The biggest issue with last year’s version of MyGM was it only ran one season. That’s been addressed this year, and you can continue past the end of the first season. The biggest issue I have with MyGM is the fact that good matches are heavily weighted to a specific set of class pairings. Making matches that stray from these pre-set pairings will result in bad matches. This is unfortunate and I really hope that for next year, more factors are taken into consideration on whether a match ends up being good. The other huge issue I have is that there is no control over the match outcome or storylines. There is a Power Card that allows you to Fix a match outcome, but this shouldn’t be a powerup, it should be part of the booking itself. The mode feels like it leans a bit too heavily into Kayfabe, and the people that really want to play this sort of mode know exactly what’s going on. MyGM should lean into that. This is only the second appearance of the mode, so there is room to improve and expand.
Run The Ropes
Playing matches in WWE 2K23 is, in short, a lot of fun. The control scheme is easy enough to get to grips with, and the game provides a nice tutorial to help get you up and running quickly. Once you do, matches feel great.
There is a distinct feeling of impact to moves, and the way the game treats wrestlers of different weights is a nice touch. For instance, a smaller wrestler like Johnny Gargano is going to have a hard time getting a giant like Omos over with a suplex. By the same token, a bigger wrestler is going to be able to throw smaller opponents around more easily. This was somewhat problematic last year, but this year seems to work much better.
One of the most fun additions to WWE 2K23 is the WarGames match. This spectacle, encompassing two wings and a massive cage, is far more fun to play than I was expecting. Multi-person matches have typically been a bit of a mess in past wrestling games, but here, with the game’s auto-targeting that actually works, and the ability to easily switch targets on the fly, it makes things much more enjoyable. It’s possible to do some pretty crazy cage spots, and if you have some friends with you on the couch, it’ll make for some good times.
One. Two.
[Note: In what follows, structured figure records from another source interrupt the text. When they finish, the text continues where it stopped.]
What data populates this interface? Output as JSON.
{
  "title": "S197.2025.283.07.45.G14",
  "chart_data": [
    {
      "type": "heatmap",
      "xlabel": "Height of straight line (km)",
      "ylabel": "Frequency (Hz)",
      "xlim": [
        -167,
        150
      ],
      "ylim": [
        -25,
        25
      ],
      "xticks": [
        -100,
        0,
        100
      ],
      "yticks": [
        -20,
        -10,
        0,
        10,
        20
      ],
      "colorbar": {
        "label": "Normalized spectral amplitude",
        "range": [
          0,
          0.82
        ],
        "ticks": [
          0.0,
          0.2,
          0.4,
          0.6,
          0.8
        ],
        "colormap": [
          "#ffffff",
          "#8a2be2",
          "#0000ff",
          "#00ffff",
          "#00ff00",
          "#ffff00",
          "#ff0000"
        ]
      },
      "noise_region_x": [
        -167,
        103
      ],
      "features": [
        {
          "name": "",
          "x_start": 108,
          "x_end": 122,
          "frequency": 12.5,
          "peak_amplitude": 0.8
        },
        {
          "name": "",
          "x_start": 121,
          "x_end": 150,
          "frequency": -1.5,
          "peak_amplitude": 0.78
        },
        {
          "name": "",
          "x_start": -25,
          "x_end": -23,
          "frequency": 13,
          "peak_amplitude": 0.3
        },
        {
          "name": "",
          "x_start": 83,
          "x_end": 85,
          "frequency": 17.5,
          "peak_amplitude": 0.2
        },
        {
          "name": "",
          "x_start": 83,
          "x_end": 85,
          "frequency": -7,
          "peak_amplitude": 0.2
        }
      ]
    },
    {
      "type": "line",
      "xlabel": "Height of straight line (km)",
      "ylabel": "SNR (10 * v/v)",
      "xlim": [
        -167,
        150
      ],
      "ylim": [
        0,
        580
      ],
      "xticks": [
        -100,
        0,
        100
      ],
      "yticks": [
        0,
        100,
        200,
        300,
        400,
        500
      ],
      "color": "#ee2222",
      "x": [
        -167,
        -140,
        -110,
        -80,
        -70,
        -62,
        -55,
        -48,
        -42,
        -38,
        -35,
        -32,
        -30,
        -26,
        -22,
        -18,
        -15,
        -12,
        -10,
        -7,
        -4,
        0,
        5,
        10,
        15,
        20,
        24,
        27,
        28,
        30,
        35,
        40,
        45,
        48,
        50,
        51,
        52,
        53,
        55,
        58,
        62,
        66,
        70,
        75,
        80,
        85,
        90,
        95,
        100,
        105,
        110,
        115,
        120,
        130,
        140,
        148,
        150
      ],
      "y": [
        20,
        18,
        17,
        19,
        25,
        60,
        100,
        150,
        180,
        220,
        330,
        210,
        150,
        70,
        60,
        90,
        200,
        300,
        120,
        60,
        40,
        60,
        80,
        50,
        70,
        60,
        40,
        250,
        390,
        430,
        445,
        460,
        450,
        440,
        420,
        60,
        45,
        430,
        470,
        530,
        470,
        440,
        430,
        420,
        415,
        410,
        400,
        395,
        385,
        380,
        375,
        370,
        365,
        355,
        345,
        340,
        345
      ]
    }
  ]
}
Three!
To say that I was impressed with WWE 2K23 would be a bit of an understatement. As someone coming back to the genre from a long absence, I am genuinely thrilled at what I’ve played. The presentation, including wrestler entrances, is impressive. The game has a number of modes, some of which could be their own game. But, most importantly, when you get down to it, WWE 2K23 is just brilliant fun to play. I’ve been away from wrestling games for years, and if you’re in that same boat, this year is a great time to get back in.